Antlerart06;1505003 said:


> Say How do you like ur soft top cab Does it fog over
> 
> Is your warn plow a mid mount or a front mount
> 
> ...


mine is mid mount.sure lifts high enough for me. cab has never fogged. enough breeze comes through..the cab on my simplicity is the one i have problems with.it has a 42" blower


----------



## ALC-GregH (Nov 26, 2008)

irv;1509998 said:


> mine is mid mount.sure lifts high enough for me. *cab has never fogged. enough breeze comes through*..the cab on my simplicity is the one i have problems with.it has a 42" blower


That's what I had been thinking would happen for the inside. Add the heat from the engine and I'd imagine it's like a defroster/fogger.
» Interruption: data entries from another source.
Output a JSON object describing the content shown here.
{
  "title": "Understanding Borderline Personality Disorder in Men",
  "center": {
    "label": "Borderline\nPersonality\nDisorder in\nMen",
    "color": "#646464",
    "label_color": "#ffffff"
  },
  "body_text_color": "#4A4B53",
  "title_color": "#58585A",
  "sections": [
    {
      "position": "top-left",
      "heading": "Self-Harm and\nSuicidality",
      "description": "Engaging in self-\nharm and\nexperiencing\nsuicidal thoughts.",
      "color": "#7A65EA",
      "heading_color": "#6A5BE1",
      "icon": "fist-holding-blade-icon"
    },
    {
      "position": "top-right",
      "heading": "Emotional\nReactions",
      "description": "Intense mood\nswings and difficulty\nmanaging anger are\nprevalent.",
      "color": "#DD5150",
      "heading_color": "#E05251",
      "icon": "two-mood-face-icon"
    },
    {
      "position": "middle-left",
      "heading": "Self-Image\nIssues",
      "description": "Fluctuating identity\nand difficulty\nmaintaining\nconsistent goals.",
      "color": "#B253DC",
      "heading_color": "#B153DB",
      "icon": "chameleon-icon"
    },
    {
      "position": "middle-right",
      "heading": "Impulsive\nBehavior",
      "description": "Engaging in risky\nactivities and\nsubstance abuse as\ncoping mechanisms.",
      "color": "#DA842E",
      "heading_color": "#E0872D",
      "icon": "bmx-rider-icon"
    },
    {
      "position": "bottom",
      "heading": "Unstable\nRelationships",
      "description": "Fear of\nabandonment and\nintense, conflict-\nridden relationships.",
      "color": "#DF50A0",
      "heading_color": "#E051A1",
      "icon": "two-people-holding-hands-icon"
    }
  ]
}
The only other issue I'd see is the outside of the windshield area getting snow/water on it and not have good visibility?


----------



## irv (Oct 20, 2010)

wish there was some engine heat off the simplicity. i think it all comes
from my heavy breathing. i do carry a wiper blade on the rubicon to wipe
but its rare, unless heavy wet bowing snow. you get a little heat there if the fan comes on..
but no fogging. had the simplicity setup since 2000 and the rubicon and cab since
05.second rubicon though. no trouble w/anything yet.


----------



## braindead1684 (Nov 4, 2011)

IRV, you can add a switch to your temp sensor on that rubicon to turn on the fan manualy, might work well as a heater, just need to ground the sensor and it will turn the fan on, turn the switch off and it runs normal.


----------



## irv (Oct 20, 2010)

thank you for the idea. sounds cool,-- i mean warm.


----------



## braindead1684 (Nov 4, 2011)

To make sure you have the right wire just pull the wire off the sensor and with the key on ground the wire to a ground and the overheat light should come on as well as the fan.

Then just tap in and you can let her run whenever you want


----------



## irv (Oct 20, 2010)

just use a toggle switch?
thank you


----------



## braindead1684 (Nov 4, 2011)

Yep, you are basically just telling the ECM it overheated which will turn the fan on.


----------